Après l’indignation, le Rif est passé au stade de l’ébullition. En cause ? Des revendications sociales et économiques auxquelles l’Etat n’a toujours pas répondu. Et en filigrane, un passé douloureux qui n’a jamais été enterré. Ou comment l’histoire joue des tours à l’Etat.
Le portrait de Abdelkrim El Khattabi trône en arrière-plan de chacune des interventions vidéo de Nasser Zafzafi. Un symbole fort porté par le leader du mouvement «Hirak», aujourd’hui en état d’arrestation après avoir fait irruption, le 26 mai dernier, dans une mosquée d’Al Hoceïma pour critiquer, et interrompre, le prêche de vendredi de l’imam. Conséquence, la tension a atteint un stade critique, au point de provoquer des mouvements de soutien dans d’autres villes, notamment Tanger, Rabat ou encore Casablanca, où la manifestation a été dispersée par les forces de l’ordre. Derrière la colère des citoyens rifains, des revendications sociales et économiques, pour endiguer le chômage, construire des infrastructures et combattre la corruption, entre autres.
Les mêmes revendications qu’en 2011 en somme, lors du Mouvement du 20 février. Cela dit, cette indignation, contrairement à d’autres régions du Maroc qui ont aussi connu des émeutes (Sefrou ou Taza par exemple), est empreinte d’histoire. à Al Hoceïma, épicentre de la contestation, les manifestants ont systématiquement repris des symboles du passé : drapeau rifain (même si les manifestants ne se déclarent pas séparatistes et ont tenu à le confirmer lors d’une marche le 18 mai), des portraits de Abdelkrim El Khattabi et des slogans anti-militarisation (#Lalilaskara), en référence à un dahir de 1958 qui définissait Al Hoceïma comme une zone militaire. Or, ce dahir n’est plus en vigueur depuis 1959. La région, plus que d’autres, est gangrénée par le cancer, imputable à l’usage de gaz toxiques par l’occupant espagnol lors de la Guerre du Rif (1921-1927).
Les manifestants exigent donc des hôpitaux capables de soigner toutes les variétés de cancer. La preuve, s’il en fallait, que l’histoire dense et tragique du Rif, et donc du Maroc, n’a été ni réellement aplanie ni digérée. Sur les réseaux sociaux, même le mot «Awbach» (vermine) a été remis au goût du jour, tantôt par les Rifains eux-mêmes, tantôt par des internautes hostiles au mouvement de contestation. Pour rappel, ce mot a été prononcé par Hassan II suite aux émeutes de 1984. Les Rifains l’ont directement pris pour eux. Par le passé, la région avait subi de violentes répressions; le point d’orgue étant sans aucun doute la sanglante révolte du Rif (1958-1959) menée par Hassan II, alors prince héritier, et Oufkir.

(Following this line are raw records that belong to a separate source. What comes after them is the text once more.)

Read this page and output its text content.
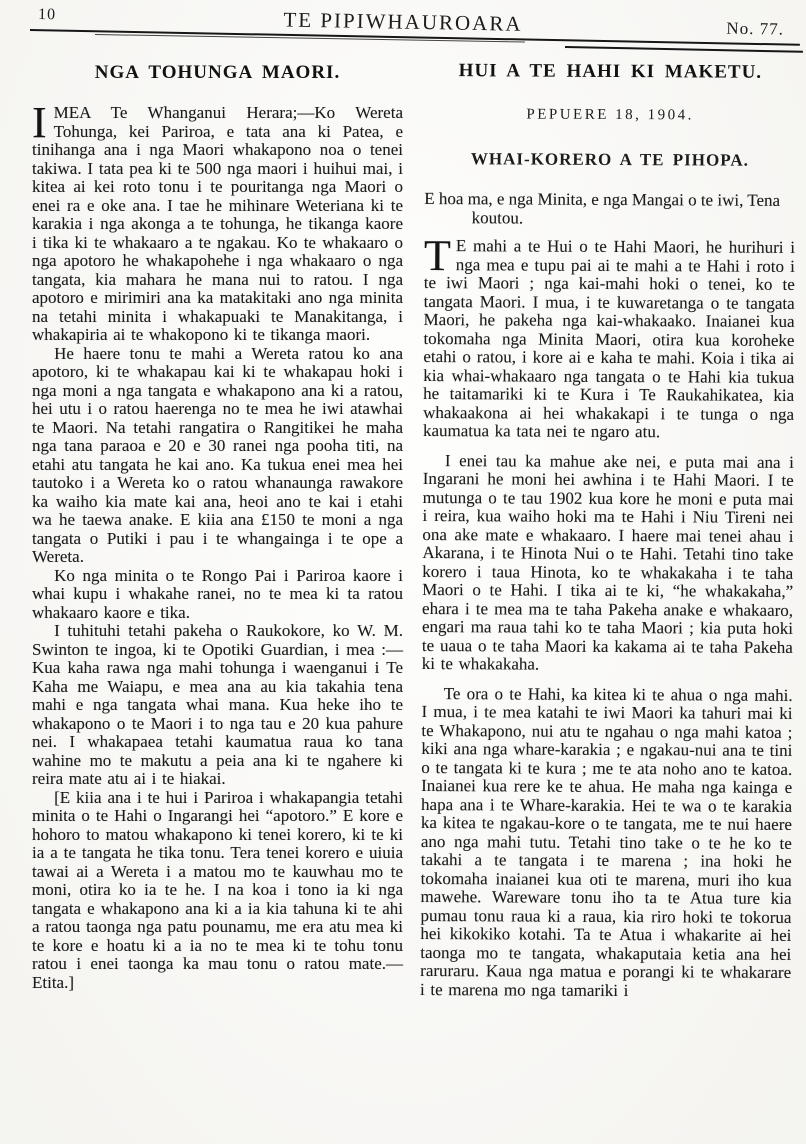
10	TE PIPIWHAUROARA	No. 77.
NGA TOHUNGA MAORI.

IMEA Te Whanganui Herara;—Ko Wereta Tohunga, kei Pariroa, e tata ana ki Patea, e tinihanga ana i nga Maori whakapono noa o tenei takiwa. I tata pea ki te 500 nga maori i huihui mai, i kitea ai kei roto tonu i te pouritanga nga Maori o enei ra e oke ana. I tae he mihinare Weteriana ki te karakia i nga akonga a te tohunga, he tikanga kaore i tika ki te whakaaro a te ngakau. Ko te whakaaro o nga apotoro he whakapohehe i nga whakaaro o nga tangata, kia mahara he mana nui to ratou. I nga apotoro e mirimiri ana ka matakitaki ano nga minita na tetahi minita i whakapuaki te Manakitanga, i whakapiria ai te whakopono ki te tikanga maori.

He haere tonu te mahi a Wereta ratou ko ana apotoro, ki te whakapau kai ki te whakapau hoki i nga moni a nga tangata e whakapono ana ki a ratou, hei utu i o ratou haerenga no te mea he iwi atawhai te Maori. Na tetahi rangatira o Rangitikei he maha nga tana paraoa e 20 e 30 ranei nga pooha titi, na etahi atu tangata he kai ano. Ka tukua enei mea hei tautoko i a Wereta ko o ratou whanaunga rawakore ka waiho kia mate kai ana, heoi ano te kai i etahi wa he taewa anake. E kiia ana £150 te moni a nga tangata o Putiki i pau i te whangainga i te ope a Wereta.

Ko nga minita o te Rongo Pai i Pariroa kaore i whai kupu i whakahe ranei, no te mea ki ta ratou whakaaro kaore e tika.

I tuhituhi tetahi pakeha o Raukokore, ko W. M. Swinton te ingoa, ki te Opotiki Guardian, i mea :—Kua kaha rawa nga mahi tohunga i waenganui i Te Kaha me Waiapu, e mea ana au kia takahia tena mahi e nga tangata whai mana. Kua heke iho te whakapono o te Maori i to nga tau e 20 kua pahure nei. I whakapaea tetahi kaumatua raua ko tana wahine mo te makutu a peia ana ki te ngahere ki reira mate atu ai i te hiakai.

[E kiia ana i te hui i Pariroa i whakapangia tetahi minita o te Hahi o Ingarangi hei “apotoro.” E kore e hohoro to matou whakapono ki tenei korero, ki te ki ia a te tangata he tika tonu. Tera tenei korero e uiuia tawai ai a Wereta i a matou mo te kauwhau mo te moni, otira ko ia te he. I na koa i tono ia ki nga tangata e whakapono ana ki a ia kia tahuna ki te ahi a ratou taonga nga patu pounamu, me era atu mea ki te kore e hoatu ki a ia no te mea ki te tohu tonu ratou i enei taonga ka mau tonu o ratou mate.—Etita.]

HUI A TE HAHI KI MAKETU.
PEPUERE 18, 1904.
WHAI-KORERO A TE PIHOPA.

E hoa ma, e nga Minita, e nga Mangai o te iwi, Tena koutou.

T E mahi a te Hui o te Hahi Maori, he hurihuri i nga mea e tupu pai ai te mahi a te Hahi i roto i te iwi Maori ; nga kai-mahi hoki o tenei, ko te tangata Maori. I mua, i te kuwaretanga o te tangata Maori, he pakeha nga kai-whakaako. Inaianei kua tokomaha nga Minita Maori, otira kua koroheke etahi o ratou, i kore ai e kaha te mahi. Koia i tika ai kia whai-whakaaro nga tangata o te Hahi kia tukua he taitamariki ki te Kura i Te Raukahikatea, kia whakaakona ai hei whakakapi i te tunga o nga kaumatua ka tata nei te ngaro atu.

I enei tau ka mahue ake nei, e puta mai ana i Ingarani he moni hei awhina i te Hahi Maori. I te mutunga o te tau 1902 kua kore he moni e puta mai i reira, kua waiho hoki ma te Hahi i Niu Tireni nei ona ake mate e whakaaro. I haere mai tenei ahau i Akarana, i te Hinota Nui o te Hahi. Tetahi tino take korero i taua Hinota, ko te whakakaha i te taha Maori o te Hahi. I tika ai te ki, “he whakakaha,” ehara i te mea ma te taha Pakeha anake e whakaaro, engari ma raua tahi ko te taha Maori ; kia puta hoki te uaua o te taha Maori ka kakama ai te taha Pakeha ki te whakakaha.

Te ora o te Hahi, ka kitea ki te ahua o nga mahi. I mua, i te mea katahi te iwi Maori ka tahuri mai ki te Whakapono, nui atu te ngahau o nga mahi katoa ; kiki ana nga whare-karakia ; e ngakau-nui ana te tini o te tangata ki te kura ; me te ata noho ano te katoa. Inaianei kua rere ke te ahua. He maha nga kainga e hapa ana i te Whare-karakia. Hei te wa o te karakia ka kitea te ngakau-kore o te tangata, me te nui haere ano nga mahi tutu. Tetahi tino take o te he ko te takahi a te tangata i te marena ; ina hoki he tokomaha inaianei kua oti te marena, muri iho kua mawehe. Wareware tonu iho ta te Atua ture kia pumau tonu raua ki a raua, kia riro hoki te tokorua hei kikokiko kotahi. Ta te Atua i whakarite ai hei taonga mo te tangata, whakaputaia ketia ana hei raruraru. Kaua nga matua e porangi ki te whakarare i te marena mo nga tamariki i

L’apaisement tant attendu survient avec l’avènement de Mohammed VI. De grands chantiers sont lancés certes, mais ils concernent surtout Tanger et Tétouan. En 2015, une enveloppe de 6,5 MMDH a été débloquée pour faire d’Al Hoceïma « le phare de la Méditerranée», mais rien ou presque n’a été fait. Et les questions de fond n’ont toujours pas été abordées non plus. L’histoire en témoignera, une nouvelle fois.